L’accident médical :

qui ne peut être attribué à la faute d’un médecin ou d’un hôpital, mais qui résulte d’un risque inhérent à l’acte médical.

Par exemple, la Jurisprudence considère que la lésion du nerf lingual, lors de l’extraction d’une dent de sagesse, qui n’est pas due à la faute du chirurgien-dentiste, constitue un risque qui ne peut pas être maîtrisé et qui relève de l’aléa thérapeutique.

 

→ L’affection iatrogène :

Qui est la conséquence indésirable d’un traitement ou d’un acte prescrit, ou pratiqué par un médecin.

 

L’infection nosocomiale :

Qui survient au cours ou à la fin d’une prise en charge dans un hôpital de soins chez un patient qui ne présentait pas cette infection, même au stade d’incubation à son entrée dans l’hôpital.

 

INDEMNISATION

 

Pour obtenir une indemnisation de la part de l’ONIAM, le patient doit, au préalable, saisir la Commission Régionale de Conciliation et d’Indemnisation (CRCI) du lieu de réalisation de l’acte.

Toutefois, la situation médicale doit présenter un certain degré de gravité.

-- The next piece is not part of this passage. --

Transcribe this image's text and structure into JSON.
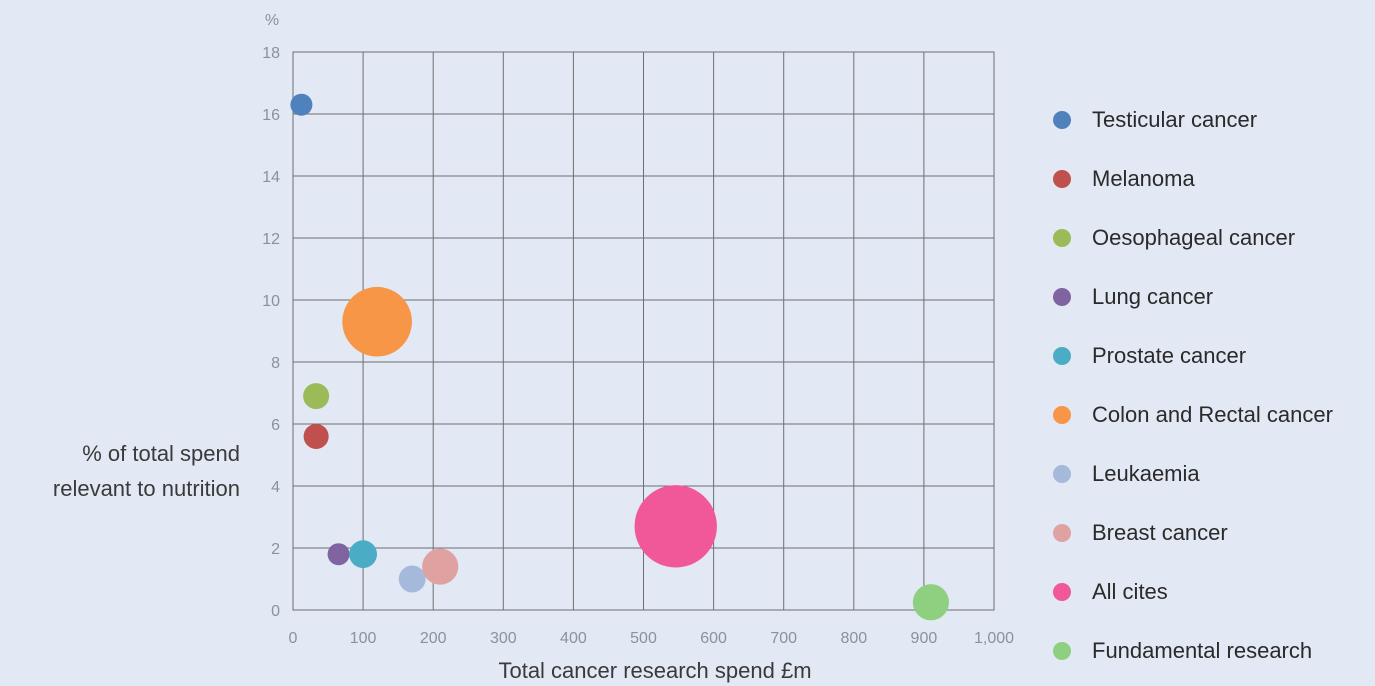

Une atteinte à l’intégrité physique ou psychique permanente supérieure à un taux de 24%.

Ou une incapacité de travail égale ou supérieure à 6 mois    .

Ou une inaptitude définitive à exercer l’activité professionnelle pratiquée avant l’accident médical.

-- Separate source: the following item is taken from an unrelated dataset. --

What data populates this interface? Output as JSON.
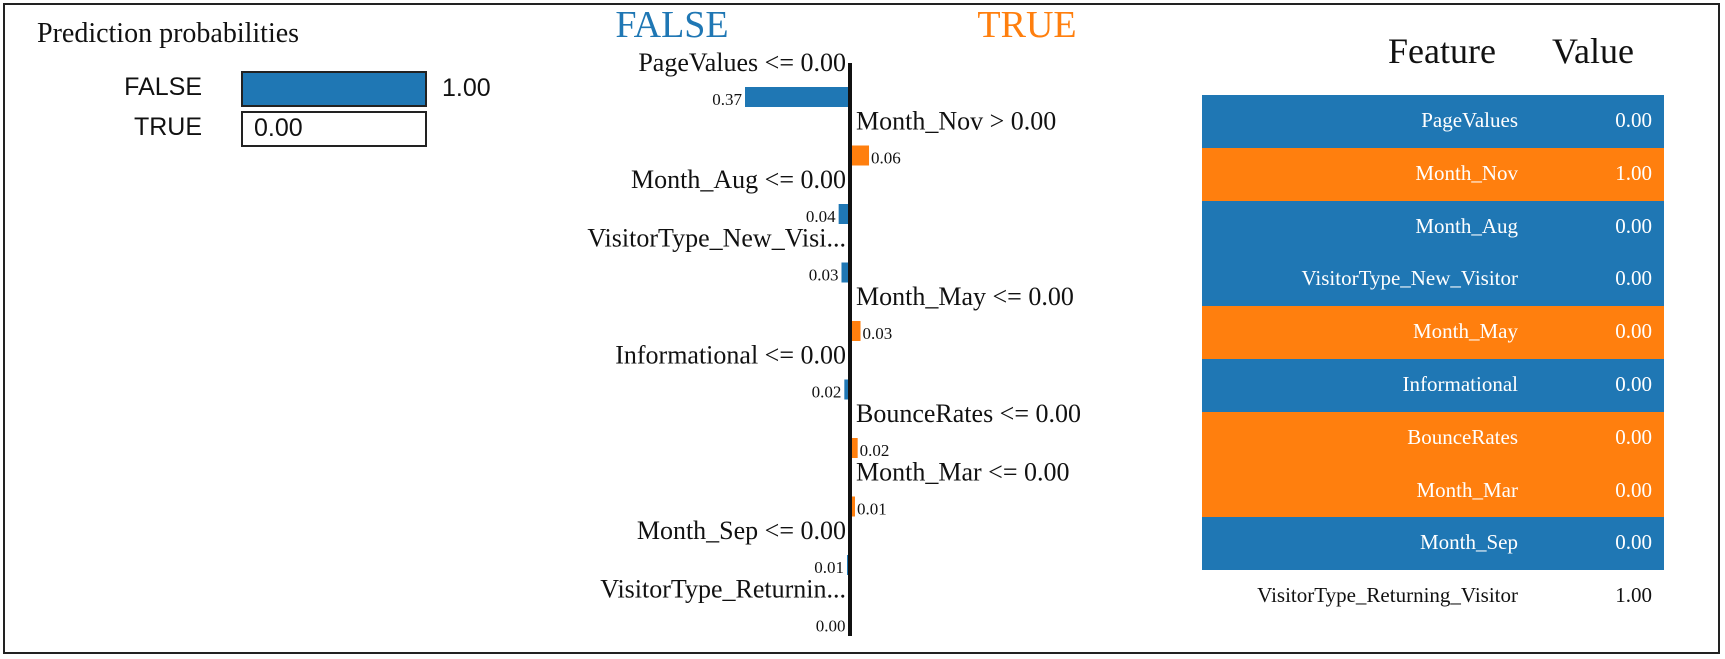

Ou des troubles particulièrement graves, y compris d’ordre économique, dans les conditions d’existence du patient.

 

MODE OPERATOIRE OU PROCEDURE

 

Le patient, avant d’engager toute action, doit déterminer quelles sont les causes de l’accident.

Tout patient qui s’estime victime d’un dommage imputable à un acte médical doit être informé par le médecin ou l’hôpital sur les circonstances et les causes de cet accident médical.

Cette information doit être délivrée dans un délai de 15 jours suivant la découverte de l’accident médical.

Un entretien doit être proposé au patient, au cours duquel il peut se faire assister par un médecin ou par un avocat.

La victime d’un accident médical a également le droit d’obtenir son dossier médical.

Aidé par son Avocat, le patient victime d’un accident médical procèdera à l’évaluation de son dommage corporel, étudiera la voie la plus adaptée en vue de l’indemnisation de son préjudice corporel.

Le patient pourra obtenir la réparation de ses souffrances physiques ou psychiques.

 

SAISIR LA COMMISSION DE CONCILIATION ET D’INDEMNISATION

 

Le patient victime d’un accident médical peut tenter dans un premier temps de résoudre le conflit à l’amiable.

Le patient peut demander au médecin ou à l’hôpital de faire une déclaration de sinistre auprès de son assureur.

Dans ce cas, l’assureur peut déclencher une expertise pouvant servir de base à une proposition d’indemnisation.

En cas de proposition insuffisante, il faut alors demander à son Avocat de saisir le Tribunal.

Toutefois, au préalable, la Commission Régionale de Conciliation ou d’Indemnisation (CRCI) peut être saisie, qui pourra également nommer un expert et faire une proposition avant l’expiration d’un délai de 6 mois.

Si la CRCI estime que le dommage est dû à la faute d’un médecin ou d’un hôpital, ce sera à l’assureur d’indemniser le patient victime d’un accident médical.

Si en revanche, elle estime que le dommage est dû à un aléa thérapeutique, c’est l’ONIAM qui prendra en charge l’indemnisation du patient victime d’un accident médical.

Qu’elle émane de l’assureur du médecin, de l’hôpital ou de l’ONIAM, l’offre d’indemnisation doit intervenir dans un délai de 4 mois à réception de l’avis de la CRCI par les parties.

En cas d’acceptation, le paiement doit intervenir dans le délai d’un mois à compter de l’accord qui peut être également rejeté.

 

SAISIR LES TRIBUNAUX

 

Si la procédure de conciliation a échoué, le patient victime d’un accident médical peut alors saisir les Tribunaux (Tribunaux de l’Ordre Judiciaire ou Administratifs).

Si le dommage médical a été produit au sein d’un hôpital privé ou est le fait d’un médecin privé, c’est le Juge Judiciaire qui sera compétent.

Si le litige oppose l’hôpital public ou un médecin salarié de celui-ci, c’est le Tribunal Administratif qui deviendra compétent.